The place is important in demonstrating aesthetic characteristics and/or a high degree of creative or technical achievement in New South Wales.

The Walter Burley Griffin Incinerator is of aesthetic significance as it is perhaps the best surviving example of the work of the architect Walter Burley Griffin and his partner Eric Nicholls, who designed a range of similar Municipal Incinerators on behalf of the Reverberatory Incinerator and Engineering Company (RIECo) during the 1930s. It is recognised as one of the finest of Griffin's incinerators, where he explored to the maximum his decorative designs in rendered concrete and rough cut stone faced retaining walls. It retains its external architectural integrity. It is a marvellous architectural composition, clearly expressing the multi level functions of its operations as the building cascades down the side of a hill. The Incinerator is now well sited above a parkland, formed from the original municipal rubbish tip.

The place has a strong or special association with a particular community or cultural group in New South Wales for social, cultural or spiritual reasons.

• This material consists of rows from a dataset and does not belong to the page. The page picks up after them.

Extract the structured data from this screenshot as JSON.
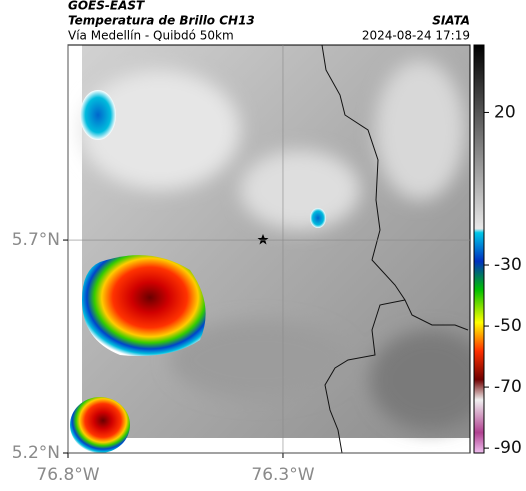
{
  "header": {
    "source": "GOES-EAST",
    "title": "Temperatura de Brillo CH13",
    "subtitle": "Vía Medellín - Quibdó 50km",
    "credit": "SIATA",
    "timestamp": "2024-08-24 17:19"
  },
  "map": {
    "xlim": [
      -76.8,
      -75.865
    ],
    "ylim": [
      5.2,
      6.158
    ],
    "xticks": [
      {
        "value": -76.8,
        "label": "76.8°W"
      },
      {
        "value": -76.3,
        "label": "76.3°W"
      }
    ],
    "yticks": [
      {
        "value": 5.7,
        "label": "5.7°N"
      },
      {
        "value": 5.2,
        "label": "5.2°N"
      }
    ],
    "colorbar": {
      "lim": [
        -91.6,
        42.1
      ],
      "ticks": [
        20,
        -30,
        -50,
        -70,
        -90
      ]
    }
  }
}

The Walter Burley Griffin Incinerator is socially significant as it is held in high esteem by those who are interested in the works of Walter Burley Griffin. It provides, to those who frequent the parkland below, a major visual backdrop to the passive recreation facility. It is well liked by those who have worked in the building, particularly in recent years, following its conversion to office space.

The place has potential to yield information that will contribute to an understanding of the cultural or natural history of New South Wales.

The Walter Burley Griffin Incinerator is of scientific significance as the building was a strong and clear architectural response to the requirements of the original reverberatory incineration process, one which Griffin worked through to a unique and well developed architectural imagery. Some remnants remain of the original industrial equipment and processes within the building, and good documentation of the original equipment to record the original design technology.

The place possesses uncommon, rare or endangered aspects of the cultural or natural history of New South Wales.

The Incinerator is rare in the wider context of urban developnment of Sydney.

The place is important in demonstrating the principal characteristics of a class of cultural or natural places/environments in New South Wales.

The Walter Burley Griffin Incinerator is now the highest quality surviving example of Griffin's Incinerators in New South Wales.